ALP activity: the cells were harvested by scraping in a lysis buffer 2mM Tris-HCI 50 mM mannitol pH 7.2 (1 ml final volume) (with the exception of those seeded on Hyaff 3D) and sonicated in ice. ALP activity of the cellular lysates was determined by spectrophotometry by hydrolysis of the p-nitrophenylphosphate using a Boehringer kit. The total proteins were determined by Lowry's method. The activity present in the cells grown on a scaffold in the form of a non-woven fabric was determined in lysates obtained by sonicating the membrane containing the cells in toto.

Morphological differentiation was assessed on the basis of the presence of microvilli on the upper surface of the cells, while the biochemical differentiation was assessed on the basis of the increase of ALP activity (see results in Figure 6).

Both were considered as biocompatibility parameters.

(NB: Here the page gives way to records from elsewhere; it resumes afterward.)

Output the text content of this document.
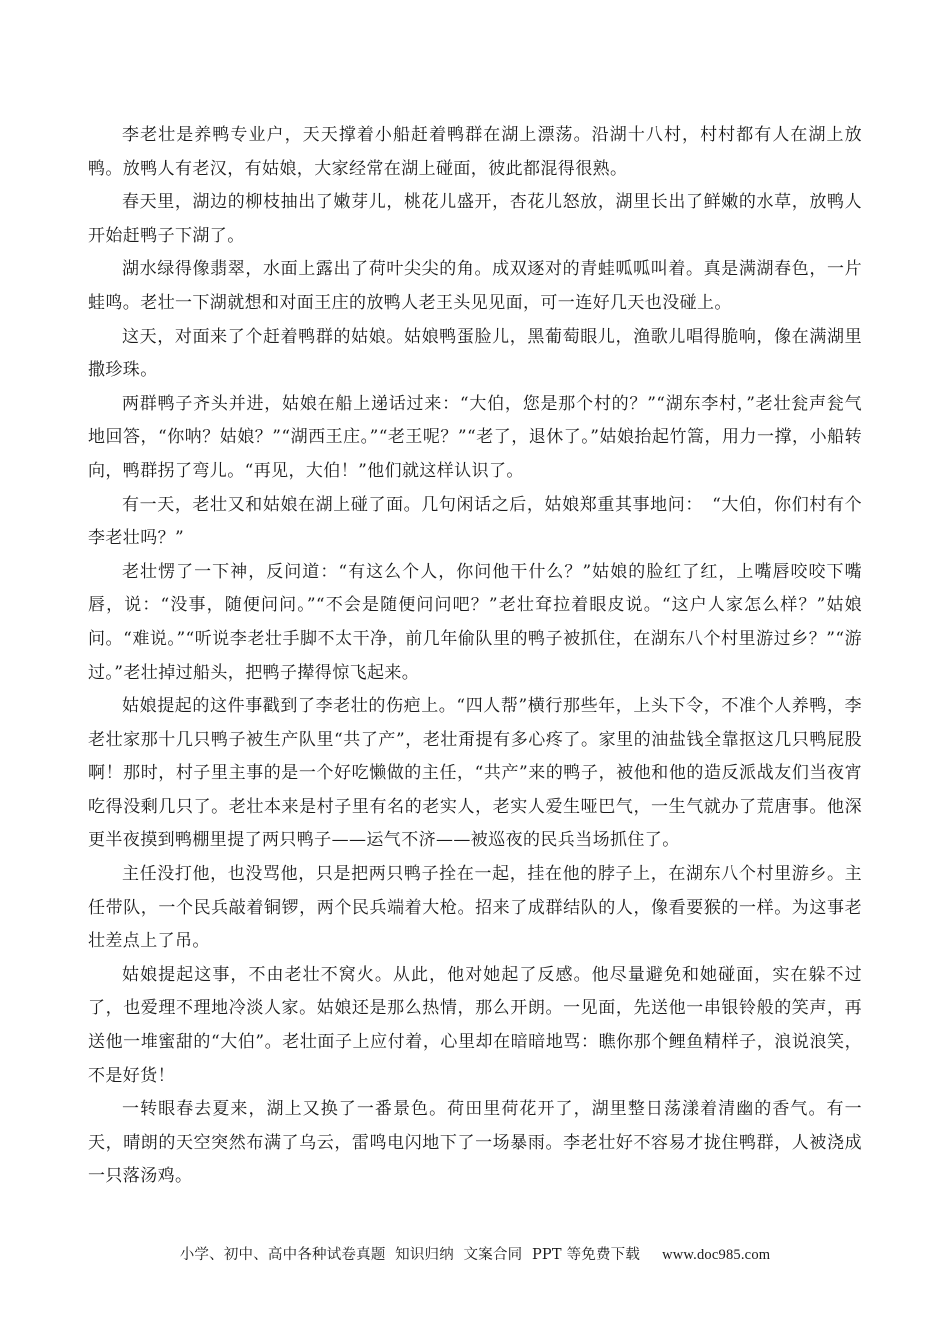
李老壮是养鸭专业户，天天撑着小船赶着鸭群在湖上漂荡。沿湖十八村，村村都有人在湖上放鸭。放鸭人有老汉，有姑娘，大家经常在湖上碰面，彼此都混得很熟。

春天里，湖边的柳枝抽出了嫩芽儿，桃花儿盛开，杏花儿怒放，湖里长出了鲜嫩的水草，放鸭人开始赶鸭子下湖了。

湖水绿得像翡翠，水面上露出了荷叶尖尖的角。成双逐对的青蛙呱呱叫着。真是满湖春色，一片蛙鸣。老壮一下湖就想和对面王庄的放鸭人老王头见见面，可一连好几天也没碰上。

这天，对面来了个赶着鸭群的姑娘。姑娘鸭蛋脸儿，黑葡萄眼儿，渔歌儿唱得脆响，像在满湖里撒珍珠。

两群鸭子齐头并进，姑娘在船上递话过来：“大伯，您是那个村的？”“湖东李村，”老壮瓮声瓮气地回答，“你呐？姑娘？”“湖西王庄。”“老王呢？”“老了，退休了。”姑娘抬起竹篙，用力一撑，小船转向，鸭群拐了弯儿。“再见，大伯！”他们就这样认识了。

有一天，老壮又和姑娘在湖上碰了面。几句闲话之后，姑娘郑重其事地问：　“大伯，你们村有个李老壮吗？”

老壮愣了一下神，反问道：“有这么个人，你问他干什么？”姑娘的脸红了红，上嘴唇咬咬下嘴唇，说：“没事，随便问问。”“不会是随便问问吧？”老壮耷拉着眼皮说。“这户人家怎么样？”姑娘问。“难说。”“听说李老壮手脚不太干净，前几年偷队里的鸭子被抓住，在湖东八个村里游过乡？”“游过。”老壮掉过船头，把鸭子撵得惊飞起来。

姑娘提起的这件事戳到了李老壮的伤疤上。“四人帮”横行那些年，上头下令，不准个人养鸭，李老壮家那十几只鸭子被生产队里“共了产”，老壮甭提有多心疼了。家里的油盐钱全靠抠这几只鸭屁股啊！那时，村子里主事的是一个好吃懒做的主任，“共产”来的鸭子，被他和他的造反派战友们当夜宵吃得没剩几只了。老壮本来是村子里有名的老实人，老实人爱生哑巴气，一生气就办了荒唐事。他深更半夜摸到鸭棚里提了两只鸭子——运气不济——被巡夜的民兵当场抓住了。

主任没打他，也没骂他，只是把两只鸭子拴在一起，挂在他的脖子上，在湖东八个村里游乡。主任带队，一个民兵敲着铜锣，两个民兵端着大枪。招来了成群结队的人，像看要猴的一样。为这事老壮差点上了吊。

姑娘提起这事，不由老壮不窝火。从此，他对她起了反感。他尽量避免和她碰面，实在躲不过了，也爱理不理地冷淡人家。姑娘还是那么热情，那么开朗。一见面，先送他一串银铃般的笑声，再送他一堆蜜甜的“大伯”。老壮面子上应付着，心里却在暗暗地骂：瞧你那个鲤鱼精样子，浪说浪笑，不是好货！

一转眼春去夏来，湖上又换了一番景色。荷田里荷花开了，湖里整日荡漾着清幽的香气。有一天，晴朗的天空突然布满了乌云，雷鸣电闪地下了一场暴雨。李老壮好不容易才拢住鸭群，人被浇成一只落汤鸡。

小学、初中、高中各种试卷真题  知识归纳  文案合同  PPT 等免费下载 www.doc985.com
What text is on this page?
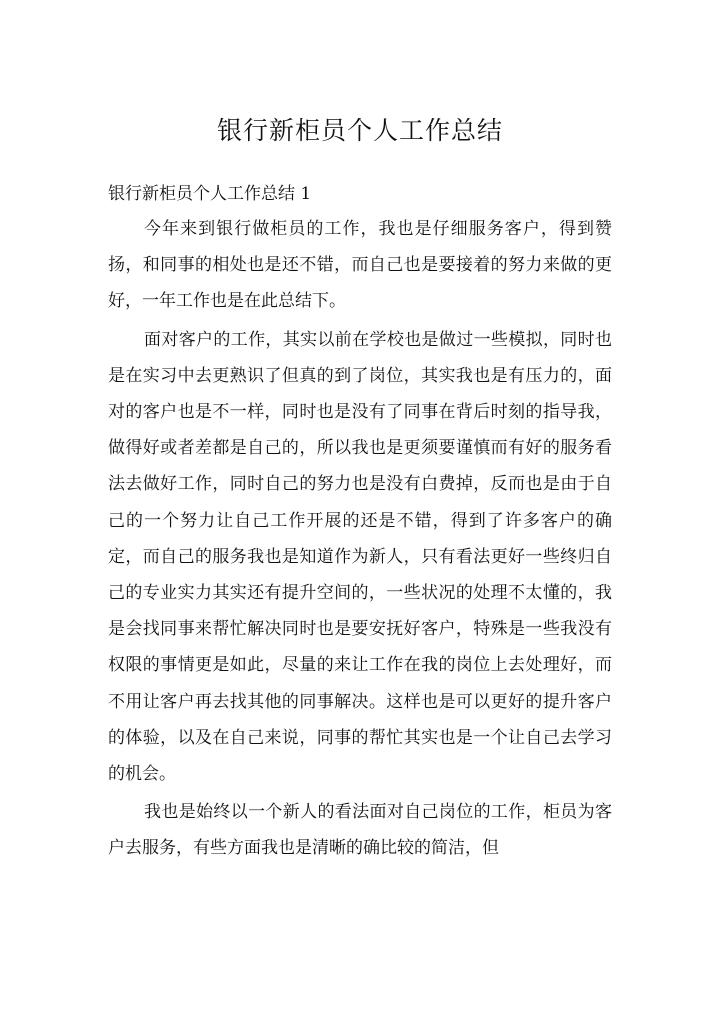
银行新柜员个人工作总结

银行新柜员个人工作总结 1

今年来到银行做柜员的工作，我也是仔细服务客户，得到赞扬，和同事的相处也是还不错，而自己也是要接着的努力来做的更好，一年工作也是在此总结下。

面对客户的工作，其实以前在学校也是做过一些模拟，同时也是在实习中去更熟识了但真的到了岗位，其实我也是有压力的，面对的客户也是不一样，同时也是没有了同事在背后时刻的指导我，做得好或者差都是自己的，所以我也是更须要谨慎而有好的服务看法去做好工作，同时自己的努力也是没有白费掉，反而也是由于自己的一个努力让自己工作开展的还是不错，得到了许多客户的确定，而自己的服务我也是知道作为新人，只有看法更好一些终归自己的专业实力其实还有提升空间的，一些状况的处理不太懂的，我是会找同事来帮忙解决同时也是要安抚好客户，特殊是一些我没有权限的事情更是如此，尽量的来让工作在我的岗位上去处理好，而不用让客户再去找其他的同事解决。这样也是可以更好的提升客户的体验，以及在自己来说，同事的帮忙其实也是一个让自己去学习的机会。

我也是始终以一个新人的看法面对自己岗位的工作，柜员为客户去服务，有些方面我也是清晰的确比较的简洁，但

Figures 1,2, 3,4, 4a and 5 show electron microscope images of the cells on the 38t"day of culture, grown on Petri dishes, transwells, membranes of hyaluronic acid (Laserskin0), hyaluronic acid matrices (Hyaff11 3D) and polyurethane membranes respectively. As can be seen, the cells grown on Laserskin and Transwell show marked differentiation due to the appearance of numerous microvilli on their surfaces, whereas those grown on Petri dishes show fewer, less well developed microvilli. The cell grown on the scaffold (in the form of a non- woven fabric) and Chronoflex do not show any formation of microvilli, while those grown on Chronoflex alone present extroversion indicative of cell suffering.